Subordination methods for free deconvolution

TL;DR

This paper develops subordination functions for free additive and multiplicative deconvolutions, providing algorithms for their computation and extending results to operator-valued distributions, thereby simplifying the free deconvolution problem.

Contribution

It introduces a method to compute subordination functions for free deconvolutions under moment conditions, linking the problem to classical deconvolution with Cauchy distributions.

Findings

Provides explicit algorithms for subordination functions

Reduces free deconvolution to classical deconvolution with Cauchy distribution

Extends results to operator-valued distributions

Abstract

In this paper, we give subordination functions for free additive and free multiplicative deconvolutions in some domain of the complex half-plane, under the condition that the distributions admit moments, respectively, of second order for the additive deconvolution and of fourth order for the multiplicative one.
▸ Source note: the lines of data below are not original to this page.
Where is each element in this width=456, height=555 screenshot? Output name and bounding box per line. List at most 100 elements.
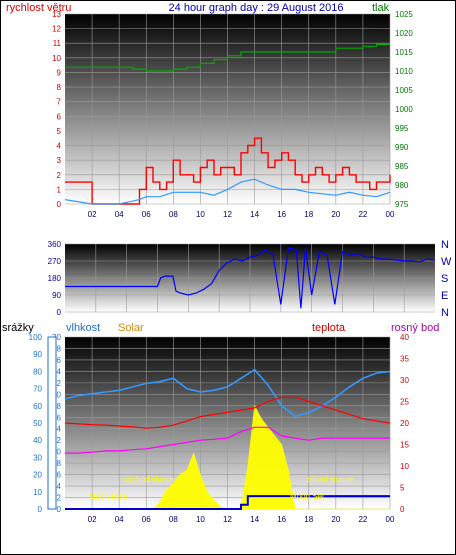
humidity-tick-label: 20 <box>52 390 61 399</box>
x-tick-label: 02 <box>88 210 97 219</box>
humidity-tick-label: 4 <box>57 482 62 491</box>
rain-tick-label: 50 <box>33 419 42 428</box>
pressure-tick-label: 995 <box>395 124 409 133</box>
humidity-tick-label: 6 <box>57 471 62 480</box>
x-tick-label: 02 <box>88 515 97 524</box>
compass-label: E <box>441 290 448 302</box>
x-tick-label: 08 <box>169 515 178 524</box>
humidity-tick-label: 22 <box>52 379 61 388</box>
rain-tick-label: 0 <box>38 505 43 514</box>
pressure-tick-label: 1025 <box>395 10 413 19</box>
x-tick-label: 00 <box>386 515 395 524</box>
pressure-tick-label: 980 <box>395 181 409 190</box>
humidity-tick-label: 0 <box>57 505 62 514</box>
x-tick-label: 06 <box>142 210 151 219</box>
pressure-tick-label: 1020 <box>395 29 413 38</box>
x-tick-label: 14 <box>250 210 259 219</box>
compass-label: N <box>441 307 449 319</box>
dewpoint-line <box>65 426 390 454</box>
pressure-tick-label: 1010 <box>395 67 413 76</box>
wind-tick-label: 0 <box>57 200 62 209</box>
wind-tick-label: 3 <box>57 156 62 165</box>
x-tick-label: 10 <box>196 515 205 524</box>
temperature-tick-label: 40 <box>400 333 409 342</box>
direction-tick-label: 90 <box>52 291 61 300</box>
wind-tick-label: 7 <box>57 98 62 107</box>
direction-tick-label: 270 <box>48 257 62 266</box>
humidity-tick-label: 26 <box>52 356 61 365</box>
rain-tick-label: 70 <box>33 385 42 394</box>
x-tick-label: 22 <box>358 210 367 219</box>
humidity-tick-label: 10 <box>52 448 61 457</box>
compass-label: N <box>441 239 449 251</box>
temperature-tick-label: 15 <box>400 441 409 450</box>
rain-tick-label: 10 <box>33 488 42 497</box>
sunrise-annotation: východ slunce <box>124 475 175 484</box>
x-tick-label: 04 <box>115 515 124 524</box>
humidity-tick-label: 16 <box>52 413 61 422</box>
direction-tick-label: 0 <box>57 308 62 317</box>
wind-tick-label: 1 <box>57 185 62 194</box>
x-tick-label: 10 <box>196 210 205 219</box>
pressure-tick-label: 1015 <box>395 48 413 57</box>
x-tick-label: 12 <box>223 210 232 219</box>
rain-tick-label: 40 <box>33 436 42 445</box>
temperature-tick-label: 30 <box>400 376 409 385</box>
wind-tick-label: 9 <box>57 68 62 77</box>
weather-panel-ticks: 0246810121416182022242628300102030405060… <box>29 333 410 524</box>
direction-tick-label: 180 <box>48 274 62 283</box>
x-tick-label: 00 <box>386 210 395 219</box>
wind-speed-label: rychlost větru <box>6 2 71 14</box>
x-tick-label: 06 <box>142 515 151 524</box>
direction-series <box>65 247 436 309</box>
wind-tick-label: 11 <box>53 39 62 48</box>
sunset-annotation: západ slunce <box>306 475 354 484</box>
moon-set-annotation: Moon Set <box>290 492 325 501</box>
x-tick-label: 20 <box>331 515 340 524</box>
rain-tick-label: 100 <box>29 333 43 342</box>
weather-series <box>64 368 391 510</box>
humidity-tick-label: 2 <box>57 494 62 503</box>
humidity-line <box>64 368 391 417</box>
x-tick-label: 20 <box>331 210 340 219</box>
humidity-tick-label: 30 <box>52 333 61 342</box>
rain-gauge <box>47 336 57 510</box>
compass-label: S <box>441 273 448 285</box>
wind-tick-label: 12 <box>52 25 61 34</box>
rain-tick-label: 80 <box>33 367 42 376</box>
x-tick-label: 14 <box>250 515 259 524</box>
rain-tick-label: 30 <box>33 453 42 462</box>
temperature-tick-label: 20 <box>400 419 409 428</box>
x-tick-label: 18 <box>304 210 313 219</box>
wind-panel-ticks: 0123456789101112139759809859909951000100… <box>52 10 413 219</box>
x-tick-label: 16 <box>277 210 286 219</box>
humidity-tick-label: 24 <box>52 367 61 376</box>
wind-tick-label: 10 <box>52 54 61 63</box>
direction-tick-label: 360 <box>48 240 62 249</box>
rain-tick-label: 60 <box>33 402 42 411</box>
x-tick-label: 22 <box>358 515 367 524</box>
wind-tick-label: 8 <box>57 83 62 92</box>
rain-tick-label: 20 <box>33 471 42 480</box>
rain-label: srážky <box>2 322 34 334</box>
direction-panel-grid <box>65 243 435 313</box>
dewpoint-label: rosný bod <box>391 322 439 334</box>
wind-tick-label: 5 <box>57 127 62 136</box>
x-tick-label: 04 <box>115 210 124 219</box>
humidity-tick-label: 8 <box>57 459 62 468</box>
wind-series <box>64 43 391 205</box>
pressure-line <box>65 43 390 72</box>
moon-rise-annotation: Moon Rise <box>89 492 128 501</box>
humidity-tick-label: 28 <box>52 344 61 353</box>
pressure-tick-label: 985 <box>395 162 409 171</box>
rain-line <box>65 495 390 510</box>
wind-tick-label: 2 <box>57 171 62 180</box>
x-tick-label: 16 <box>277 515 286 524</box>
pressure-label: tlak <box>372 2 390 14</box>
wind-tick-label: 4 <box>57 142 62 151</box>
x-tick-label: 12 <box>223 515 232 524</box>
temperature-tick-label: 5 <box>400 484 405 493</box>
humidity-tick-label: 14 <box>52 425 61 434</box>
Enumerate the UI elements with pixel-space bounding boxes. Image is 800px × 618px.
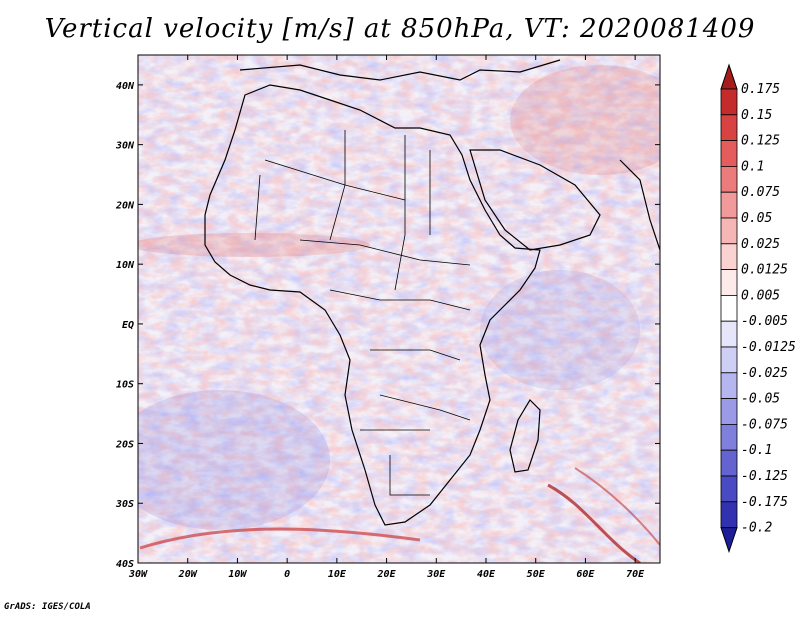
colorbar-label: -0.05 xyxy=(741,392,780,407)
colorbar-box xyxy=(720,449,738,477)
colorbar-label: 0.1 xyxy=(741,159,764,174)
lon-tick-label: 10W xyxy=(228,569,247,580)
lat-tick-label: 10N xyxy=(116,260,135,271)
colorbar-box xyxy=(720,269,738,296)
lat-tick-label: 20S xyxy=(115,439,134,450)
colorbar-box xyxy=(720,475,738,503)
country-borders xyxy=(254,130,471,496)
colorbar-box xyxy=(720,294,738,322)
latitude-axis: 40N 30N 20N 10N EQ 10S 20S 30S 40S xyxy=(115,81,660,570)
lat-tick-label: 10S xyxy=(116,380,134,391)
colorbar-label: -0.125 xyxy=(741,469,788,484)
colorbar-label: -0.075 xyxy=(741,417,788,432)
colorbar-label: -0.175 xyxy=(741,495,788,510)
colorbar-box xyxy=(720,114,738,142)
colorbar-box xyxy=(720,191,738,219)
colorbar-label: 0.0125 xyxy=(741,263,788,278)
lat-tick-label: 30S xyxy=(115,499,134,510)
lat-tick-label: 40N xyxy=(116,81,135,92)
colorbar-box xyxy=(720,165,738,193)
colorbar-box xyxy=(720,217,738,245)
lat-tick-label: EQ xyxy=(122,320,134,331)
longitude-axis: 30W 20W 10W 0 10E 20E 30E 40E 50E 60E 70E xyxy=(128,55,645,580)
velocity-field xyxy=(138,55,660,563)
colorbar-label: 0.005 xyxy=(741,288,780,303)
lat-tick-label: 30N xyxy=(115,141,135,152)
lon-tick-label: 50E xyxy=(527,569,546,580)
colorbar-label: -0.005 xyxy=(741,314,788,329)
lon-tick-label: 70E xyxy=(626,569,645,580)
lon-tick-label: 40E xyxy=(477,569,496,580)
lon-tick-label: 0 xyxy=(284,569,290,580)
colorbar-label: 0.025 xyxy=(741,237,780,252)
lon-tick-label: 20E xyxy=(377,569,397,580)
colorbar-label: -0.2 xyxy=(741,521,772,536)
colorbar-box xyxy=(720,423,738,451)
colorbar-box xyxy=(720,501,738,528)
colorbar-box xyxy=(720,346,738,374)
colorbar-box xyxy=(720,320,738,348)
chart-title: Vertical velocity [m/s] at 850hPa, VT: 2… xyxy=(44,14,756,44)
colorbar-top-arrow xyxy=(720,63,738,90)
lon-tick-label: 30E xyxy=(426,569,446,580)
colorbar-label: -0.025 xyxy=(741,366,788,381)
colorbar-label: 0.175 xyxy=(741,82,780,97)
colorbar-label: -0.1 xyxy=(741,443,772,458)
colorbar-box xyxy=(720,88,738,116)
grads-credit: GrADS: IGES/COLA xyxy=(4,602,91,612)
coastlines xyxy=(204,59,660,526)
colorbar-label: 0.05 xyxy=(741,211,772,226)
lon-tick-label: 20W xyxy=(178,569,198,580)
colorbar-label: -0.0125 xyxy=(741,340,796,355)
lon-tick-label: 10E xyxy=(328,569,347,580)
lat-tick-label: 20N xyxy=(115,200,135,211)
colorbar-label: 0.15 xyxy=(741,108,772,123)
colorbar-box xyxy=(720,243,738,271)
colorbar-box xyxy=(720,140,738,167)
colorbar: 0.175 0.15 0.125 0.1 0.075 0.05 0.025 0.0125 0.0… xyxy=(720,63,796,554)
colorbar-label: 0.075 xyxy=(741,185,780,200)
lat-tick-label: 40S xyxy=(116,559,134,570)
colorbar-box xyxy=(720,372,738,399)
lon-tick-label: 60E xyxy=(576,569,595,580)
colorbar-bottom-arrow xyxy=(720,527,738,554)
colorbar-label: 0.125 xyxy=(741,134,780,149)
colorbar-box xyxy=(720,398,738,425)
lon-tick-label: 30W xyxy=(128,569,148,580)
plot-frame xyxy=(137,54,661,564)
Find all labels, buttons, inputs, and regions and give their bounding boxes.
Our method of proof allows us to give an algorithm to calculate these subordinations functions, and thus the associated Cauchy transforms, for complex numbers with imaginary part bigger than a parameter depending on the measure to deconvolve. This reduces the problem of free deconvolutions to the one of the classical deconvolution with a Cauchy distribution and thus combined with known methods for the latter problem we are able to solve the deconvolution problem for the scalar case. We present also an extension of these results to the case of operator valued distributions.